Harnessing the damping properties of materials for high-speed AFM

© 2015 EPFL

© 2015 EPFL

Congratulation to Jonas Grossenbacher and co-authors for a new paper just out in Nature Nanotechnology, done in collaboration with Georg Fantner’s group, about Harnessing the damping properties of materials for high-speed atomic force microscopy.

The success of high-speed atomic force microscopy in imaging molecular motors, enzymes and microbes in liquid environments suggests that the technique could be of significant value in a variety of areas of nanotechnology.

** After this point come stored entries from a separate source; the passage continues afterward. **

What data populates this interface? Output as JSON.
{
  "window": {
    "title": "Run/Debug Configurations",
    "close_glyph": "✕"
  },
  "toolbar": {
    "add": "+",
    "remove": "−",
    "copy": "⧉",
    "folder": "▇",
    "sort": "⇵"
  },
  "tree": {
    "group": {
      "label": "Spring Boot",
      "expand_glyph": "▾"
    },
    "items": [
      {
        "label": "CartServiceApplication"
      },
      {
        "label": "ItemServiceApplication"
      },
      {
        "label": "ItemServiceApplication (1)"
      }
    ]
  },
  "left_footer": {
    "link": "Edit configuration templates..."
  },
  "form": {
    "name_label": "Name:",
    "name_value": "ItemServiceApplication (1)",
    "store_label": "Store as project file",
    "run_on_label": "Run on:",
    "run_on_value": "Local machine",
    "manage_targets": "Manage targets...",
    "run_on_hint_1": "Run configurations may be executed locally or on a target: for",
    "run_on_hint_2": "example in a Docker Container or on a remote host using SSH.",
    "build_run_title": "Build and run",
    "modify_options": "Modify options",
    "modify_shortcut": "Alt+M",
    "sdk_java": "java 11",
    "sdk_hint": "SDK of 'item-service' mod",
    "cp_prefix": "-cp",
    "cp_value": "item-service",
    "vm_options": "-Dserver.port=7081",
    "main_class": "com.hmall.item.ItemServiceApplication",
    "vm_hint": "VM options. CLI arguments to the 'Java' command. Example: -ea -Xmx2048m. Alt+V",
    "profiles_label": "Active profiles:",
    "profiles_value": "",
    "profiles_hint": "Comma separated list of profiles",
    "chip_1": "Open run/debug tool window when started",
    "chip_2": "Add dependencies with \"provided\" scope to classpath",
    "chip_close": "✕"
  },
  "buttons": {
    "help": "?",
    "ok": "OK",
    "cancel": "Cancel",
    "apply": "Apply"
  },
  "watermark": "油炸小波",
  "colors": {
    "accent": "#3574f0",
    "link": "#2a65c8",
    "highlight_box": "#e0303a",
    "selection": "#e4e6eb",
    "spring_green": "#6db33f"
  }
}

However, the majority of atomic force microscopy experiments are performed in air, and the tapping-mode detection speed of current high-speed cantilevers is an order of magnitude lower in air than in liquids. Traditional approaches to increasing the imaging rate of atomic force microscopy have involved reducing the size of the cantilever, but further reductions in size will require a fundamental change in the detection method of the microscope. Here, we show that high-speed imaging in air can instead be achieved by changing the cantilever material. We use cantilevers fabricated from polymers, which can mimic the high damping environment of liquids. With this approach, SU-8 polymer cantilevers are developed that have an imaging-in-air detection bandwidth that is 19 times faster than those of conventional cantilevers of similar size, resonance frequency and spring constant.